Together with co-writers Barry Cryer and Ray Cameron, Everett reinvented himself as the leather-clad greaser Sid Snot, the outrageously conceited womanising Frenchman Marcel Wave, the punk Gizzard Puke, the huge-handed gospel minister Brother Lee Love, Angry of Mayfair (seemingly a respectably dressed city gent who faced the camera to complain about all of societies ills until he turned to walk away -only to reveal that he was wearing knickers, stockings and suspenders), and the wonderfully named Cupid Stunt, a Dolly Parton caricature of similarly mountainous d├ęcolletage. Each show also featured Everett's buxom assistant Cleo Rocas (as Miss Whiplash) and the scantily dressed dance band Hot Gossip, who would girate their 'naughty bits' to a newly released pop song. Guest musical acts were also encouraged to join in the odd sketch or two. And sometimes groups unwittingly took part in his sketches, as in one of Everett's most celebrated video gags, in which he dressed up in a white suit, donned long-haired wigs, false teeth and an impossibly false suntan to play all three Bee Gees brothers. Interviewed by Everett, these 'Bee Gees' answered all his questions musically, with lines from their songs: Everett: "How do you sell so many records?" Bee Gees: "Cos were living in a world of fools..."

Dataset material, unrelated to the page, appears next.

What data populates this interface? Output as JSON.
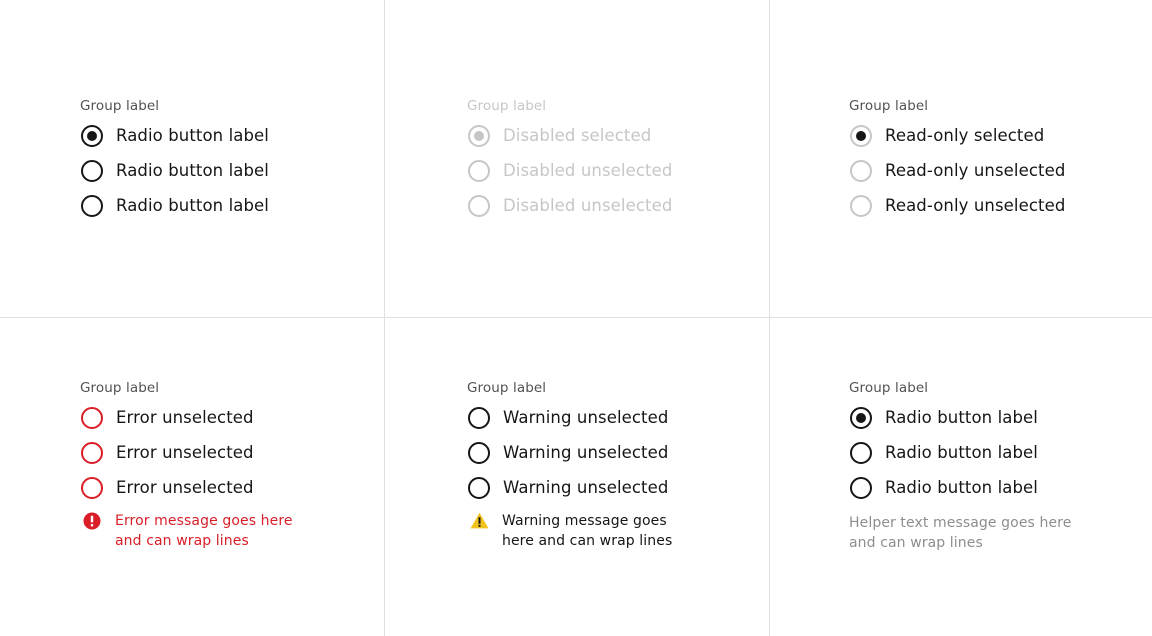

One character from his Capitol Radio show was transferred to television courtesy of the animators of Cosgrove Hall Productions. Captain Kremmen followed the same five-minute radio format in which the eponymous space captain, his busty cadet Carla, and the brilliant scientist Gitfinger (all voiced by Everett) fight to protect the Universe from the Krells (a type of evil alien blancmange). This was one cartoon that was definitely not for the kids. Carla: "Captain, can I use your dictaphone?" Kremmen: "No Carla, use your finger like everyone else!" The Kremmen episodes proved popular enough for Cosgrove Hall to produce Kremmen - The Movie, a half hour b-movie for cinema distribution in 1980.

Viewers at the time could opt to either love it or loathe it, but never remain indifferent to it. It raised the moralistic hackles of the clean-up TV brigade but won a BAFTA for Best Light Entertainment Series in 1979. Gaudy, anarchic, irreverent, or just plain hilarious, the Kenny Everett Video Show reflected the very core personality of the man himself. It was all at once ahead of its time and yet very much a part of its time. It was paradoxical and it was constantly was also very, very...VERY funny, which at the end of the day, was exactly what Kenny himself wanted it to be, and it was all done "in the best possible taste!"